Pretty much all popular image generating models are based on countless artworks by real artists, which were used without the artists consent.
Additionally, training and using such models requires enormous amounts of electricity, which is in direct opposition to our attempts to reduce carbon emissions.
Finally, the goal of artistry is usually not the artwork itself but rather the process of creating it. To an artist painting on a canvas is infinitely more enjoyable than typing something in a textbox.
Pretty much all popular image generating models are based on countless artworks by real artists, which were used without the artists consent.
My art is also based on countless works of real artists, and I didn’t need their consent to put pen to paper (or tablet, rather). Media like Courage the Cowardly Dog, Goodnight Punpun and Majora’s Mask taught me how to incorporate surrealism into my work, and I don’t need permission from those creators to use what I learned in my game.
If I tried putting Courage, Punpun or Link in my game, that’d be a different story. And when generative AI companies do that, that’s also a different story… But I have to give credit where it’s due, as much as I don’t like OpenAI they have done a better job at complying with copyright law better than YouTube. I’ve even had ChatGPT refuse my prompts when I’m not trying to get it to generate copyrighted material.
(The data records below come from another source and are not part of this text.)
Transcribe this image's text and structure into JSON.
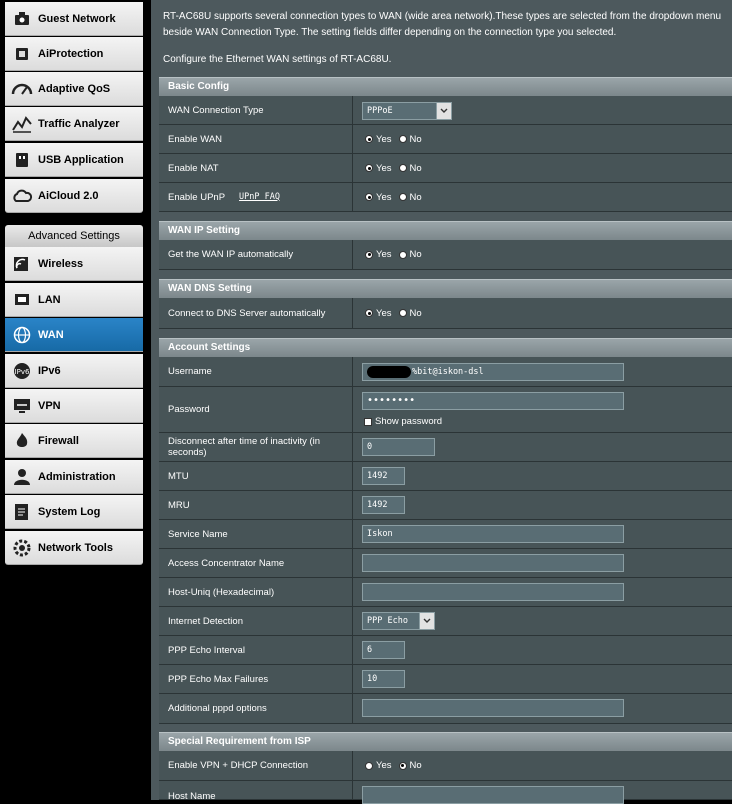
{
  "sidebar": {
    "items": [
      {
        "label": "Guest Network",
        "icon": "guest-network-icon"
      },
      {
        "label": "AiProtection",
        "icon": "aiprotection-icon"
      },
      {
        "label": "Adaptive QoS",
        "icon": "qos-gauge-icon"
      },
      {
        "label": "Traffic Analyzer",
        "icon": "traffic-analyzer-icon"
      },
      {
        "label": "USB Application",
        "icon": "usb-icon"
      },
      {
        "label": "AiCloud 2.0",
        "icon": "cloud-icon"
      }
    ],
    "advanced_header": "Advanced Settings",
    "advanced_items": [
      {
        "label": "Wireless",
        "icon": "wireless-icon"
      },
      {
        "label": "LAN",
        "icon": "lan-icon"
      },
      {
        "label": "WAN",
        "icon": "wan-globe-icon",
        "active": true
      },
      {
        "label": "IPv6",
        "icon": "ipv6-icon"
      },
      {
        "label": "VPN",
        "icon": "vpn-icon"
      },
      {
        "label": "Firewall",
        "icon": "firewall-icon"
      },
      {
        "label": "Administration",
        "icon": "administration-icon"
      },
      {
        "label": "System Log",
        "icon": "system-log-icon"
      },
      {
        "label": "Network Tools",
        "icon": "network-tools-icon"
      }
    ]
  },
  "intro": {
    "line1": "RT-AC68U supports several connection types to WAN (wide area network).These types are selected from the dropdown menu beside WAN Connection Type. The setting fields differ depending on the connection type you selected.",
    "line2": "Configure the Ethernet WAN settings of RT-AC68U."
  },
  "basic_config": {
    "title": "Basic Config",
    "wan_connection_type": {
      "label": "WAN Connection Type",
      "value": "PPPoE"
    },
    "enable_wan": {
      "label": "Enable WAN"
    },
    "enable_nat": {
      "label": "Enable NAT"
    },
    "enable_upnp": {
      "label": "Enable UPnP",
      "faq": "UPnP FAQ"
    }
  },
  "radio": {
    "yes": "Yes",
    "no": "No"
  },
  "wan_ip": {
    "title": "WAN IP Setting",
    "auto": {
      "label": "Get the WAN IP automatically"
    }
  },
  "wan_dns": {
    "title": "WAN DNS Setting",
    "auto": {
      "label": "Connect to DNS Server automatically"
    }
  },
  "account": {
    "title": "Account Settings",
    "username": {
      "label": "Username",
      "value": "%bit@iskon-dsl"
    },
    "password": {
      "label": "Password",
      "value": "••••••••",
      "show": "Show password"
    },
    "disconnect": {
      "label": "Disconnect after time of inactivity (in seconds)",
      "value": "0"
    },
    "mtu": {
      "label": "MTU",
      "value": "1492"
    },
    "mru": {
      "label": "MRU",
      "value": "1492"
    },
    "service_name": {
      "label": "Service Name",
      "value": "Iskon"
    },
    "access_concentrator": {
      "label": "Access Concentrator Name",
      "value": ""
    },
    "host_uniq": {
      "label": "Host-Uniq (Hexadecimal)",
      "value": ""
    },
    "internet_detection": {
      "label": "Internet Detection",
      "value": "PPP Echo"
    },
    "echo_interval": {
      "label": "PPP Echo Interval",
      "value": "6"
    },
    "echo_max": {
      "label": "PPP Echo Max Failures",
      "value": "10"
    },
    "pppd_options": {
      "label": "Additional pppd options",
      "value": ""
    }
  },
  "isp": {
    "title": "Special Requirement from ISP",
    "vpn_dhcp": {
      "label": "Enable VPN + DHCP Connection"
    },
    "host_name": {
      "label": "Host Name",
      "value": ""
    }
  }
}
I do agree with your other points though, and I think we’d both agree that machine learning is a net negative for the world. I’m not on the side of big corporations, I just don’t think this argument is really good for anything except getting people emotionally charged.
I agree with you. There’s some amazing AI generated art.
The issue is that it’s not the AI’s art. All AI generated imagery is ripped off of one or more real artists. You could ask the philosophical question, “well, isn’t all human art, too?” The difference is that, at the moment, humans have something that AI doesn’t: a vision, an intention, a desire to communicate. Current AI is literally just a stochaistic generator with a little randomness; there’s no internal dialog, desire, intention, or even understanding.
Some day, GAI will have those things, and then I think we will be faced with the question of originality and creativity. But right now, AI-produced art is no different than a particularly aesthetic rock you found in the woods that was created by environmental elements. Half Dome is undeniably beautiful, but is it “art?”
How would “a vision” make it less of a ripoff? If I’m just making art to fulfill my employers demands and nothing more, that doesn’t suddenly make it a “ripoff” of all the artists that I learned from.